In such a regulatory area banks running global operations have ‘hybrid’ datasets stored on the Cloud or on-prem, where potentially about 80% to 90% are eligible to migrate to the cloud and 10% to 20% are not. This puts global financial institutions in a complicated situation in meeting their requirements to calculate, analyse and report global numbers across all their different entities, especially when it comes to Value at Risk (VaR) or market risk-related capital requirements (FRTB) calculations. Risk managers cannot allow the complexity of a hybrid infrastructure to compromise the speed and optimisation they require when dealing with these massive and fragmented amounts of data.

How to deal with hybrid infrastructure challenges

From a bank’s data management and analytics perspective, it is clear that hybrid infrastructures require a good understanding of regulatory requirements and local specificities with the appropriate flexible technology to enable users to perform their own analytics seamlessly.
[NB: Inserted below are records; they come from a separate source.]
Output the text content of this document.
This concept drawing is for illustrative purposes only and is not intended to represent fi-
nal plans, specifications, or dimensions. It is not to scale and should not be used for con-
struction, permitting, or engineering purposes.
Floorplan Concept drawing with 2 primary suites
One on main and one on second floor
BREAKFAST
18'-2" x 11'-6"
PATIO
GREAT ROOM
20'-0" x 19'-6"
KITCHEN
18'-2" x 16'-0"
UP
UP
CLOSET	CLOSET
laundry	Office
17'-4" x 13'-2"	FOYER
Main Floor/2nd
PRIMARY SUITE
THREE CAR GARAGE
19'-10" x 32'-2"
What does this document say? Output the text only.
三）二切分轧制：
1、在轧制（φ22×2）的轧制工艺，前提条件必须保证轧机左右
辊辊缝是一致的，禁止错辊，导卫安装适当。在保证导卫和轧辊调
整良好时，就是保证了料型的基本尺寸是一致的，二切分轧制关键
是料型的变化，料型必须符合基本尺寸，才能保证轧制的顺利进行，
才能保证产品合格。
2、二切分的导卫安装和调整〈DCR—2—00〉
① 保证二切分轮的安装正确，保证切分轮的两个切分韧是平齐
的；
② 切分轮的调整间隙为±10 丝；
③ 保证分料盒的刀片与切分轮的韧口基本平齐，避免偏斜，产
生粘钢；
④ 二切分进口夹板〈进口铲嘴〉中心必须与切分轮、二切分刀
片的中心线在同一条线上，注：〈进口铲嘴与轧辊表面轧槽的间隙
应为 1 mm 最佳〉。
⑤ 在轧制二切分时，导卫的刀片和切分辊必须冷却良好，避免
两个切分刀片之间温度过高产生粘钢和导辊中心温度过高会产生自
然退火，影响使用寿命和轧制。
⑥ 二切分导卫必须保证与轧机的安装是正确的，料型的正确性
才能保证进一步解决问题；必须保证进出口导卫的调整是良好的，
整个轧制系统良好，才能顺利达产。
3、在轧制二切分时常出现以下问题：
From a technical perspective, the on-prem/cloud data segregation can be seen as a distributed data case. Hence, this kind of data layout can be managed with usual MapReduce approaches for metrics computation. MapReduce is a programming model for processing large datasets with a parallel and distributed calculation at the cluster level. Opensee uses a distributed and replicated database for non-hybrid datasets. But to achieve regulatory data segregation in terabytes of hybrid datasets, Opensee’s team has introduced an innovative extra distribution layer at the database level to process MapReduce flows efficiently.

The need to strive during digital transformation with the help of hybrid infrastructures

The challenges posed to banks by hybrid infrastructure handling very large datasets are here to stay, certainly for as long as uncertainty over security and regulatory compliance persist. We firmly believe the industry needs to strive to ensure financial institutions can access all of their data - even fragmented - quickly and securely so business users can run and create their self-service analytics on 100% of the data regardless of the hybrid structure of the data.